Optimization 3:
Native PDF Text Recognition

Recognition of Native PDF Text

  • The text in PDF files can be placed as a native PDF text, as a text deconstructed in lines, as a text deconstructed in hatches, and as a text presented in raster pictures.
  • To recognize this kind of text the program uses artificial intelligence methods of OCR (Optical Character Recognition) and Symbol Recognition.

Conversion of Native PDF texts

  • The native text in PDF files can be placed as strings or individual characters. The best method to find out if your PDF file contains real text is to analyze the PDF file with the analysis function of Print2CAD and see if there are any text entities indicated.
  • Another method is to open the PDF file in a PDF Reader and zoom the text to maximum view. If the letters still have smooth edges, your PDF file most likely features real text. If the edges of the letters are not smooth, Print2CAD will not convert the “text” to real text without activating the OCR function.

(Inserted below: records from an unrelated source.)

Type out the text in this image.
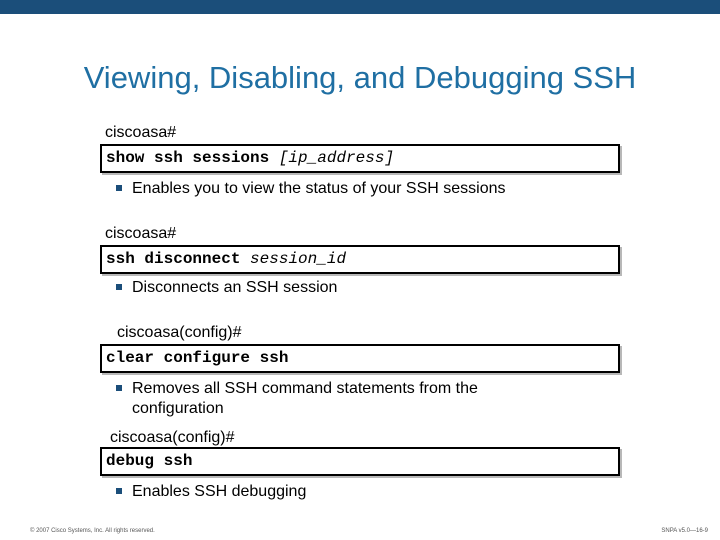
Viewing, Disabling, and Debugging SSH
ciscoasa#
show ssh sessions [ip_address]
Enables you to view the status of your SSH sessions
ciscoasa#
ssh disconnect session_id
Disconnects an SSH session
ciscoasa(config)#
clear configure ssh
Removes all SSH command statements from the
configuration
ciscoasa(config)#
debug ssh
Enables SSH debugging
© 2007 Cisco Systems, Inc. All rights reserved.	SNPA v5.0—16-9
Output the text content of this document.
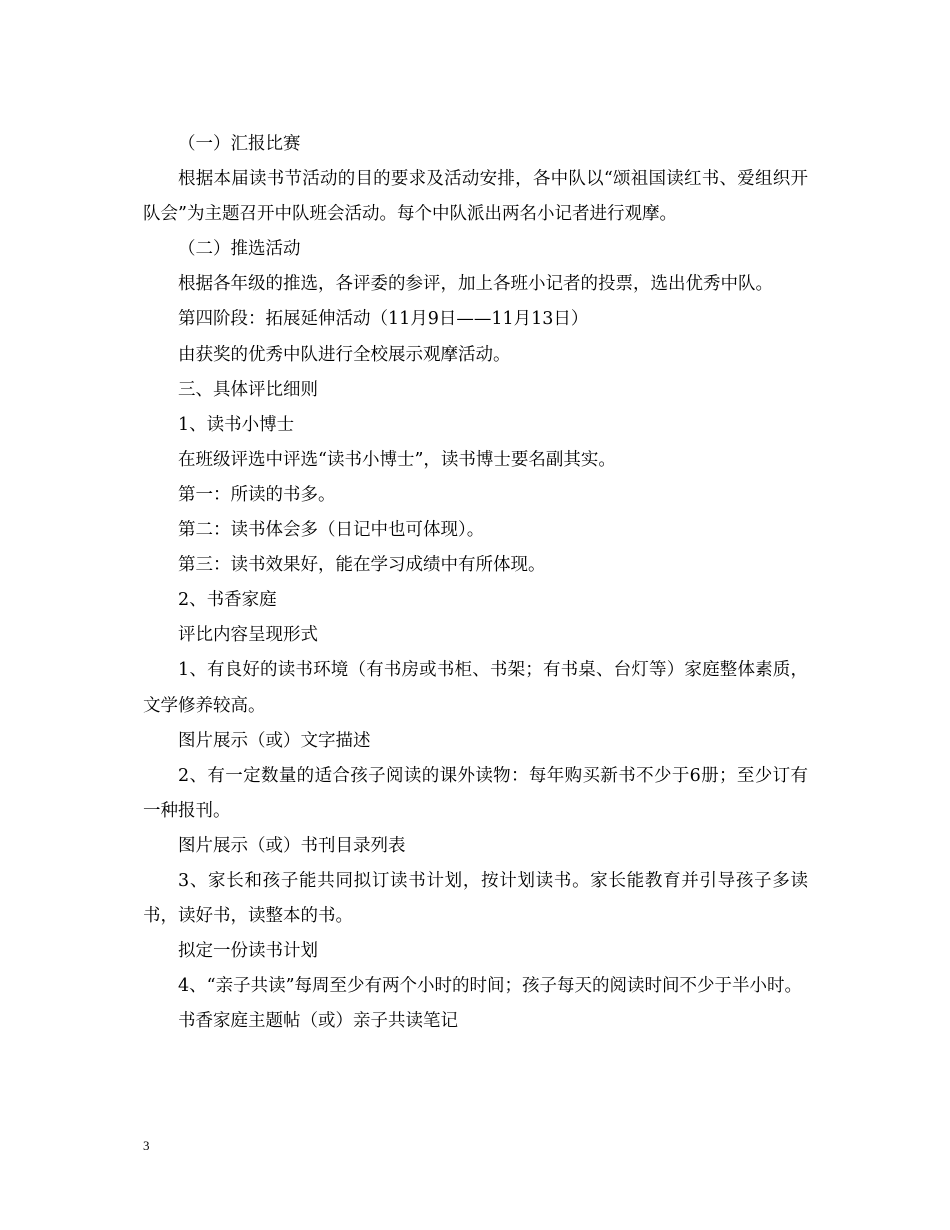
（一）汇报比赛

根据本届读书节活动的目的要求及活动安排，各中队以“颂祖国读红书、爱组织开队会”为主题召开中队班会活动。每个中队派出两名小记者进行观摩。

（二）推选活动

根据各年级的推选，各评委的参评，加上各班小记者的投票，选出优秀中队。

第四阶段：拓展延伸活动（11月9日——11月13日）

由获奖的优秀中队进行全校展示观摩活动。

三、具体评比细则

1、读书小博士

在班级评选中评选“读书小博士”，读书博士要名副其实。

第一：所读的书多。

第二：读书体会多（日记中也可体现）。

第三：读书效果好，能在学习成绩中有所体现。

2、书香家庭

评比内容呈现形式

1、有良好的读书环境（有书房或书柜、书架；有书桌、台灯等）家庭整体素质，文学修养较高。

图片展示（或）文字描述

2、有一定数量的适合孩子阅读的课外读物：每年购买新书不少于6册；至少订有一种报刊。

图片展示（或）书刊目录列表

3、家长和孩子能共同拟订读书计划，按计划读书。家长能教育并引导孩子多读书，读好书，读整本的书。

拟定一份读书计划

4、“亲子共读”每周至少有两个小时的时间；孩子每天的阅读时间不少于半小时。

书香家庭主题帖（或）亲子共读笔记

3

Parameter: Convert Native PDF Texts into Editable CAD Texts

  • In PDF files, text is usually defined as separate characters or groups of characters with their own insertion points. With the help of special internal methods, Print2CAD merges characters into strings and places these strings as texts in the DWG or DXF drawings.

Parameter: Convert Native PDF Texts into Hatches

  • Print2Cad converts all Texts into Polylines with filled Areas (Hatches).
  • It is not always possible to extract text from a PDF especially when the Unicode map is missing or “user defined”. There are many construction drawings that use this type of trick to stop people from extracting the data.
  • If it is not possible to cut and paste the correct text from Acrobat then you will have very little chance of converting the text yourself. If Acrobat cannot extract it then it is very unlikely that Print2CAD can extract the text correctly.
  • To convert this text into hatches or to apply OCR functions on it is the only one possibility to handle this kind of text.

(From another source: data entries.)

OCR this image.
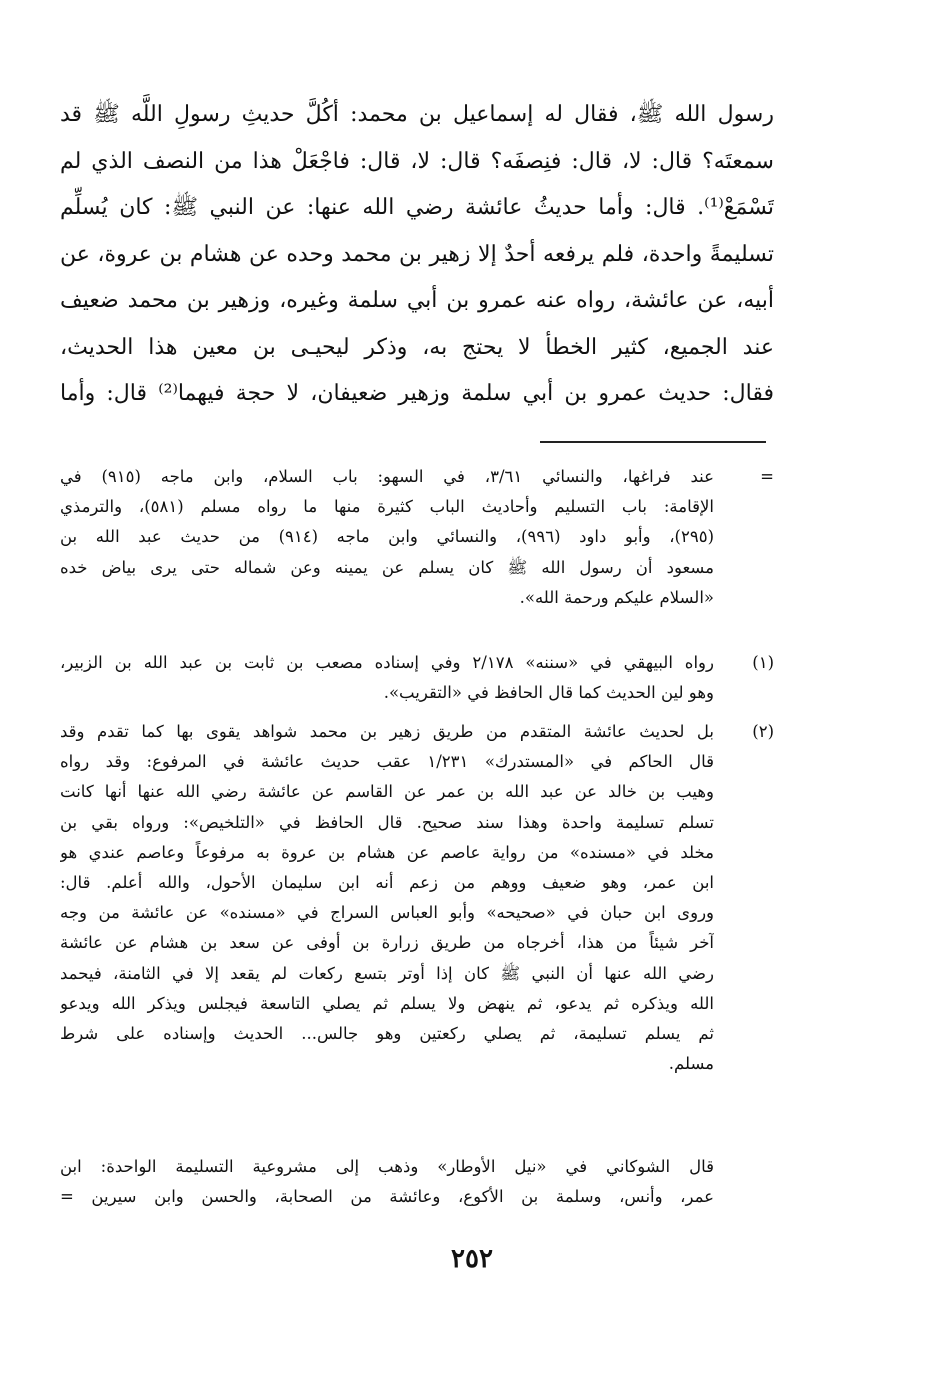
رسول الله ﷺ، فقال له إسماعيل بن محمد: أكُلَّ حديثِ رسولِ اللَّه ﷺ قد
سمعتَه؟ قال: لا، قال: فنِصفَه؟ قال: لا، قال: فاجْعَلْ هذا من النصف الذي لم
تَسْمَعْ⁽¹⁾. قال: وأما حديثُ عائشة رضي الله عنها: عن النبي ﷺ: كان يُسلِّم
تسليمةً واحدة، فلم يرفعه أحدٌ إلا زهير بن محمد وحده عن هشام بن عروة، عن
أبيه، عن عائشة، رواه عنه عمرو بن أبي سلمة وغيره، وزهير بن محمد ضعيف
عند الجميع، كثير الخطأ لا يحتج به، وذكر ليحيـى بن معين هذا الحديث،
فقال: حديث عمرو بن أبي سلمة وزهير ضعيفان، لا حجة فيهما⁽²⁾ قال: وأما
=
عند فراغها، والنسائي ٣/٦١، في السهو: باب السلام، وابن ماجه (٩١٥) في
الإقامة: باب التسليم وأحاديث الباب كثيرة منها ما رواه مسلم (٥٨١)، والترمذي
(٢٩٥)، وأبو داود (٩٩٦)، والنسائي وابن ماجه (٩١٤) من حديث عبد الله بن
مسعود أن رسول الله ﷺ كان يسلم عن يمينه وعن شماله حتى يرى بياض خده
«السلام عليكم ورحمة الله».
(١)
رواه البيهقي في «سننه» ٢/١٧٨ وفي إسناده مصعب بن ثابت بن عبد الله بن الزبير،
وهو لين الحديث كما قال الحافظ في «التقريب».
(٢)
بل لحديث عائشة المتقدم من طريق زهير بن محمد شواهد يقوى بها كما تقدم وقد
قال الحاكم في «المستدرك» ١/٢٣١ عقب حديث عائشة في المرفوع: وقد رواه
وهيب بن خالد عن عبد الله بن عمر عن القاسم عن عائشة رضي الله عنها أنها كانت
تسلم تسليمة واحدة وهذا سند صحيح. قال الحافظ في «التلخيص»: ورواه بقي بن
مخلد في «مسنده» من رواية عاصم عن هشام بن عروة به مرفوعاً وعاصم عندي هو
ابن عمر، وهو ضعيف ووهم من زعم أنه ابن سليمان الأحول، والله أعلم. قال:
وروى ابن حبان في «صحيحه» وأبو العباس السراج في «مسنده» عن عائشة من وجه
آخر شيئاً من هذا، أخرجاه من طريق زرارة بن أوفى عن سعد بن هشام عن عائشة
رضي الله عنها أن النبي ﷺ كان إذا أوتر بتسع ركعات لم يقعد إلا في الثامنة، فيحمد
الله ويذكره ثم يدعو، ثم ينهض ولا يسلم ثم يصلي التاسعة فيجلس ويذكر الله ويدعو
ثم يسلم تسليمة، ثم يصلي ركعتين وهو جالس... الحديث وإسناده على شرط
مسلم.
قال الشوكاني في «نيل الأوطار» وذهب إلى مشروعية التسليمة الواحدة: ابن
عمر، وأنس، وسلمة بن الأكوع، وعائشة من الصحابة، والحسن وابن سيرين =
٢٥٢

Parameter: Visualization of a Text with Corrupt Codec

  • If the font codec and encoding table is manually created then the program Print2CAD will use artificial intelligence methods to find out the right codes.

Parameter: Sort Text Onto Separate Layer

  • When activating this function, all native or recognized text gets sorted onto a predetermined layer. If there are no real text, but only polylines, hatches or raster images, the letters will not be recognized as text.

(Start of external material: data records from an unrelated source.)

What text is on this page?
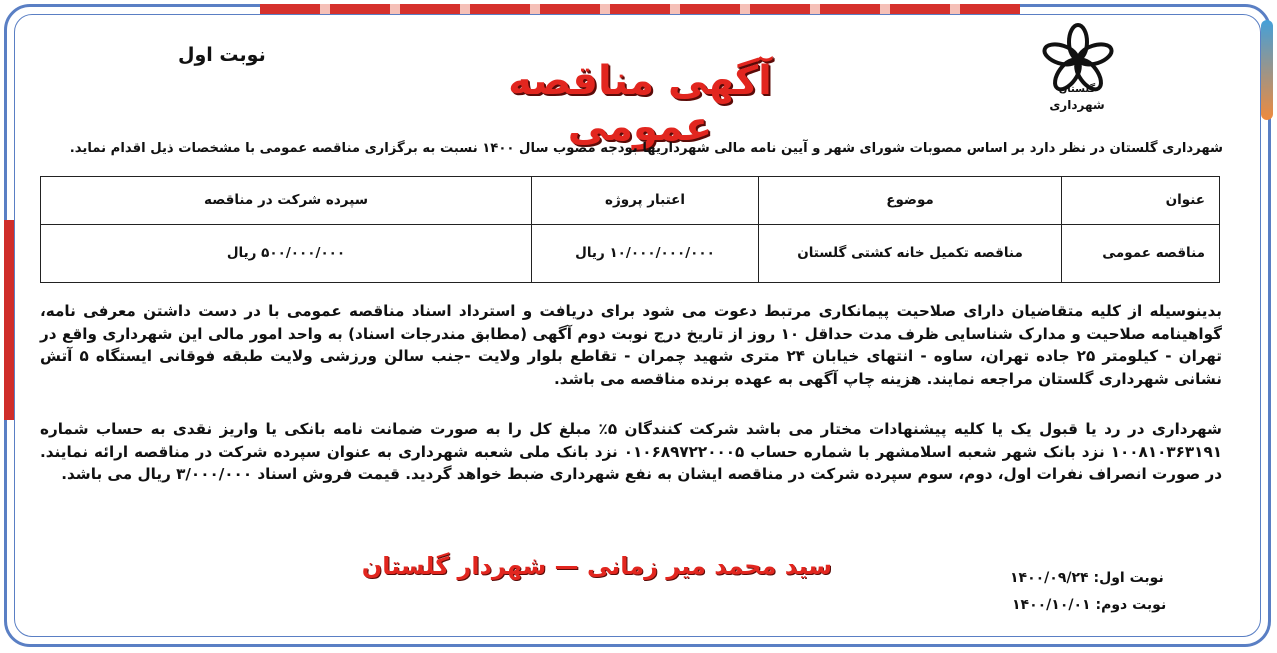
نوبت اول
آگهی مناقصه عمومی
گلستان
شهرداری
شهرداری گلستان در نظر دارد بر اساس مصوبات شورای شهر و آیین نامه مالی شهرداریها بودجه مصوب سال ۱۴۰۰ نسبت به برگزاری مناقصه عمومی با مشخصات ذیل اقدام نماید.
عنوان	موضوع	اعتبار پروژه	سپرده شرکت در مناقصه
مناقصه عمومی	مناقصه تکمیل خانه کشتی گلستان	۱۰/۰۰۰/۰۰۰/۰۰۰ ریال	۵۰۰/۰۰۰/۰۰۰ ریال
بدینوسیله از کلیه متقاضیان دارای صلاحیت پیمانکاری مرتبط دعوت می شود برای دریافت و استرداد اسناد مناقصه عمومی با در دست داشتن معرفی نامه، گواهینامه صلاحیت و مدارک شناسایی ظرف مدت حداقل ۱۰ روز از تاریخ درج نوبت دوم آگهی (مطابق مندرجات اسناد) به واحد امور مالی این شهرداری واقع در تهران - کیلومتر ۲۵ جاده تهران، ساوه - انتهای خیابان ۲۴ متری شهید چمران - تقاطع بلوار ولایت -جنب سالن ورزشی ولایت طبقه فوقانی ایستگاه ۵ آتش نشانی شهرداری گلستان مراجعه نمایند. هزینه چاپ آگهی به عهده برنده مناقصه می باشد.
شهرداری در رد یا قبول یک یا کلیه پیشنهادات مختار می باشد شرکت کنندگان ۵٪ مبلغ کل را به صورت ضمانت نامه بانکی یا واریز نقدی به حساب شماره ۱۰۰۸۱۰۳۶۳۱۹۱ نزد بانک شهر شعبه اسلامشهر با شماره حساب ۰۱۰۶۸۹۷۲۲۰۰۰۵ نزد بانک ملی شعبه شهرداری به عنوان سپرده شرکت در مناقصه ارائه نمایند. در صورت انصراف نفرات اول، دوم، سوم سپرده شرکت در مناقصه ایشان به نفع شهرداری ضبط خواهد گردید. قیمت فروش اسناد ۳/۰۰۰/۰۰۰ ریال می باشد.
سید محمد میر زمانی — شهردار گلستان	نوبت اول: ۱۴۰۰/۰۹/۲۴
نوبت دوم: ۱۴۰۰/۱۰/۰۱
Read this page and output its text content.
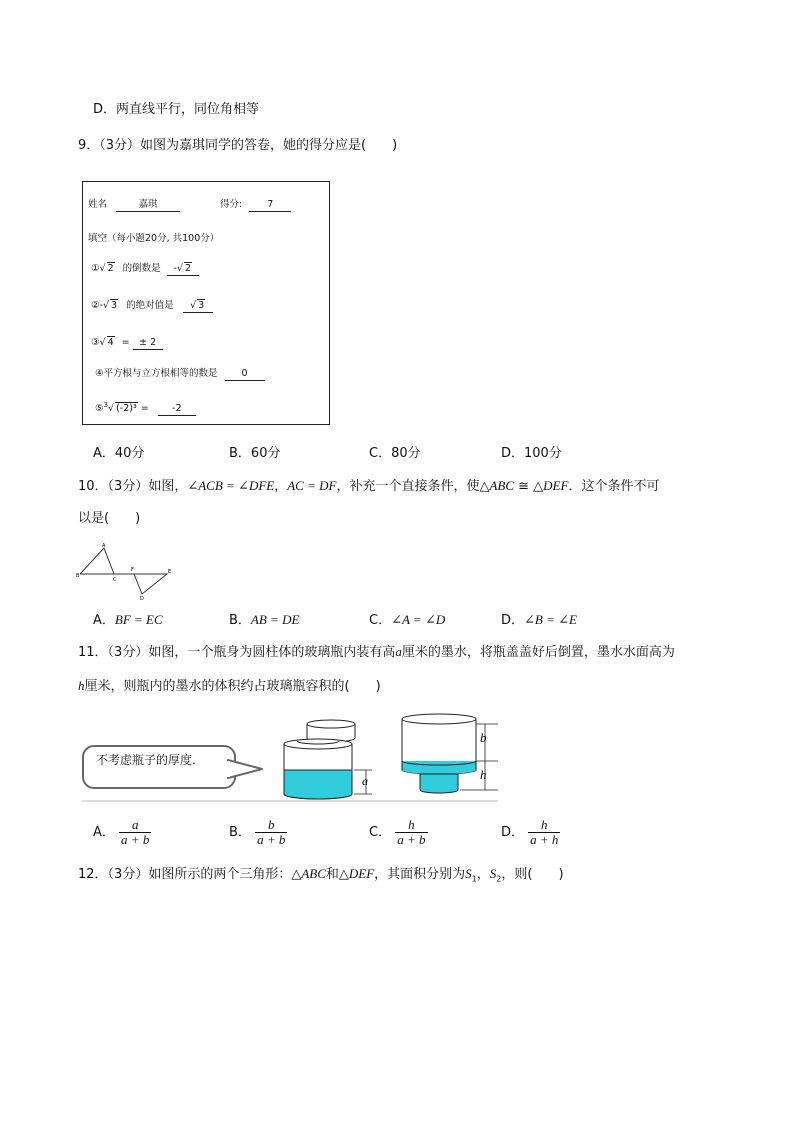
D．两直线平行，同位角相等
9．（3分）如图为嘉琪同学的答卷，她的得分应是(　　)
姓名	嘉琪	得分:	7
填空（每小题20分, 共100分）
①√ 2 的倒数是 -√ 2
②-√ 3 的绝对值是 √ 3
③√ 4 = ± 2
④平方根与立方根相等的数是	0
⑤$^3$√ (-2)³ = -2
A．40分	B．60分	C．80分	D．100分
10．（3分）如图，∠ACB = ∠DFE，AC = DF，补充一个直接条件，使△ABC ≅ △DEF．这个条件不可
以是(　　)
B
A
C
F	E
D
A．BF = EC	B．AB = DE	C．∠A = ∠D	D．∠B = ∠E
11．（3分）如图，一个瓶身为圆柱体的玻璃瓶内装有高a厘米的墨水，将瓶盖盖好后倒置，墨水水面高为
h厘米，则瓶内的墨水的体积约占玻璃瓶容积的(　　)
不考虑瓶子的厚度.
a
b
h
A． $\frac{a}{a + b}$	B． $\frac{b}{a + b}$	C． $\frac{h}{a + b}$	D． $\frac{h}{a + h}$
12．（3分）如图所示的两个三角形：△ABC和△DEF，其面积分别为$S_1$，$S_2$，则(　　)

Parameter: Replace All Fonts With a SHX ot TTF Font

  • When enabling this option, all text styles get the same selected SHX or TTF font assigned.

Parameter: Scale Factors for Blank Space Width

  • Text in PDF files is often placed as single letters. In this case the spaces are not available.
  • When Print2CAD is transforming letters to text, blank spaces get recognized with the help of a substitute space width equating the letter “a.”
  • Should the space detection does not work properly, increase or reduce the substitute space factor according to the below graphic (by trial and error):

Parameter: Scale Factors for Text Width and Height

  • If Print2CAD can’t find the fonts used in the PDF in the Windows system, Print2CAD will select a similar font. In doing so, the text width may change.
  • A workaround for this is the use of scale factors for the text width and height. The text will be scaled by the given factor and placed left-aligned in the CAD drawing.
  • The fonts in PDF files are mostly embedded, so that you do not need the fonts in your Windows system if you display the PDF files.
  • In DWG or DXF files the fonts can not be embedded. You will need all the fonts that are used in the DWG or DXF files installed in your Windows system.
  • Print2CAD is not able to extract PDF embedded fonts into your Windows system.